There are several things you can do.
If you fail to make the payments of your council tax bill, you will be in arrears, which means you owe your local council money for your council tax.
It’s a good idea to try and let your local council know as soon as possible if you think you might miss a council tax bill. Letting them know before means that they can help to come up with a solution for payment.
However, failure to do so, and missing your payment, could mean that you will have to pay the full year’s amount upfront, which you might not be able to afford.
Can you go to jail for not paying council tax?
In reality, councils are very unlikely to press for jail time and it would only happen in the most extreme example. It certainly isn’t something most people should worry about.
Like with all debts, the most important thing is communication. If you are struggling to pay your council tax, then you should immediately phone your local council and discuss the situation with them. It may be that you are entitled to a reduction for being on low income and even if not, they will do their best to reach a repayment plan with you that works.
Councils are entitled to ask for full disclosure of your finances if you ask them for help, so be prepared to submit bank statements and fill out forms detailing your expenses, but once this difficult process is complete, they are likely to be very helpful and may even wipe off sections of your debt to help.
It is always worth talking to them – they may also offer other advice regarding benefits you are entitled to and the phone call may result in you finding yourself with more help and available money than you realised you could get!
I'm on benefits - Do I have to pay council tax?
If you’re on welfare benefits, then you’re likely to be eligible to qualify for council tax support. You will need to check whether you’re eligible for this or not, and never just assume that because you’re on benefits, you won’t have to pay council tax.
When do you start paying council tax after buying a house?
The house will only legally belong to you on the day of completion, so you only have to start paying council tax for a house that you’ve bought on completion day, not on the day of exchange.

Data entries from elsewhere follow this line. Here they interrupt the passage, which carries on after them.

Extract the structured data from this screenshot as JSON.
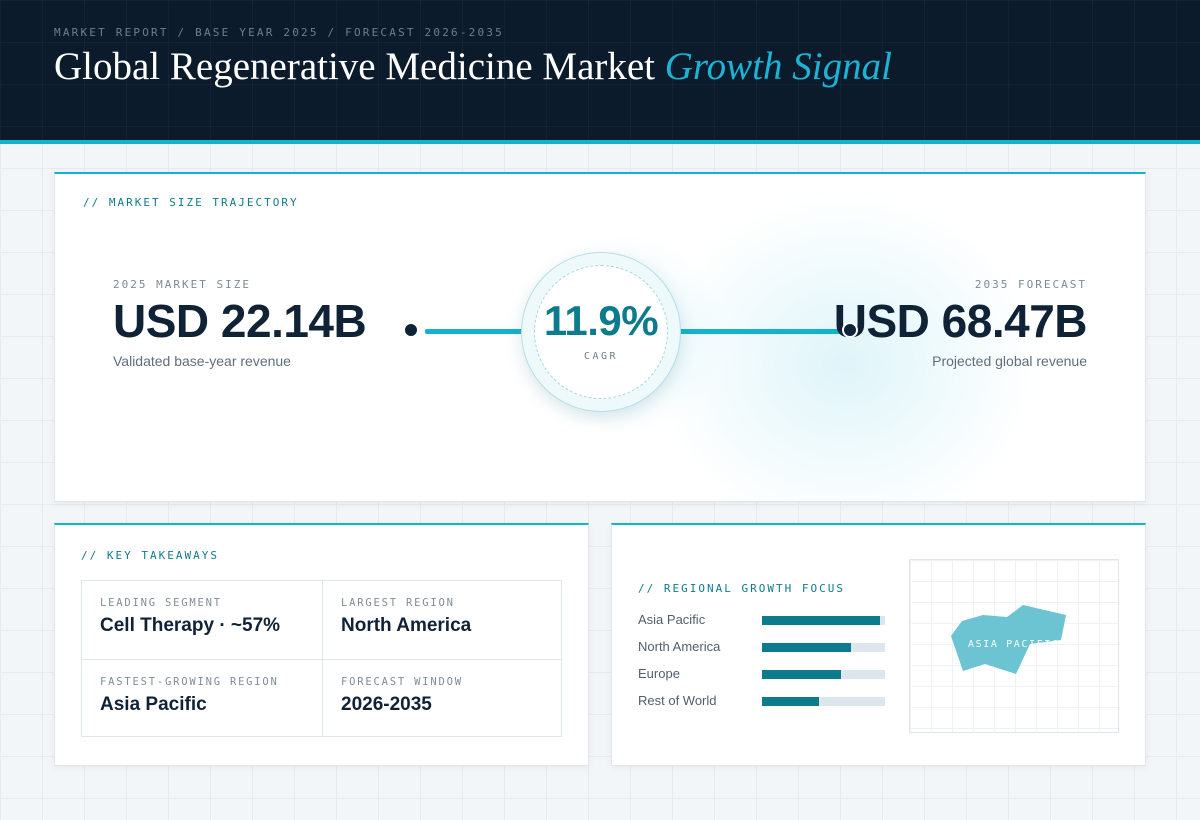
{
  "header": {
    "eyebrow": "MARKET REPORT / BASE YEAR 2025 / FORECAST 2026-2035",
    "title_main": "Global Regenerative Medicine Market",
    "title_accent": "Growth Signal"
  },
  "trajectory": {
    "label": "// MARKET SIZE TRAJECTORY",
    "base": {
      "label": "2025 MARKET SIZE",
      "value": "USD 22.14B",
      "sub": "Validated base-year revenue"
    },
    "forecast": {
      "label": "2035 FORECAST",
      "value": "USD 68.47B",
      "sub": "Projected global revenue"
    },
    "cagr": {
      "value": "11.9%",
      "label": "CAGR"
    }
  },
  "takeaways": {
    "label": "// KEY TAKEAWAYS",
    "items": [
      {
        "label": "LEADING SEGMENT",
        "value": "Cell Therapy · ~57%"
      },
      {
        "label": "LARGEST REGION",
        "value": "North America"
      },
      {
        "label": "FASTEST-GROWING REGION",
        "value": "Asia Pacific"
      },
      {
        "label": "FORECAST WINDOW",
        "value": "2026-2035"
      }
    ]
  },
  "regional": {
    "label": "// REGIONAL GROWTH FOCUS",
    "bars": [
      {
        "name": "Asia Pacific",
        "value": 0.96
      },
      {
        "name": "North America",
        "value": 0.72
      },
      {
        "name": "Europe",
        "value": 0.64
      },
      {
        "name": "Rest of World",
        "value": 0.46
      }
    ],
    "map_label": "ASIA PACIFIC"
  },
  "colors": {
    "accent": "#12b3cc",
    "bar": "#0c7b8c",
    "navy": "#0b1b2b",
    "map_region": "#6cc3d2"
  },
  "icons": {
    "map": "asia-pacific-region-shape"
  }
}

You don’t necessarily have to register for council tax at your new home on the exact day of completion, but you should aim to do so within at least two weeks of completing on your new home
What happens if you refuse to pay council tax?
While councils are willing to be very helpful to those who are trying but struggling to pay their bills, they take a very different stance to anyone who is wilfully determined not to pay their dues. Here, all the previously mentioned legal options available to them, from bailiffs to jail time, will be applied with full legal backing.
I rent - do I still have to pay council tax?
Yes – paying council tax is the responsibility of the tenant, not the landlord. Note, however, that some properties are rented inclusive of council tax (meaning the landlord has chosen to pay it) to make them more attractive to prospective tenants.
How can I avoid paying council tax?
If you are not exempt and do not fulfil the criteria for a reduction as detailed above, then you can’t avoid your council tax.
Do I have to pay council tax on an empty second property?
Different councils do have their own rules on how they treat empty properties. Some offer a discount on council tax for a limited time, while others charge a premium-in-order to encourage landlords and houseowners to use their properties!
Contact your local council for full details.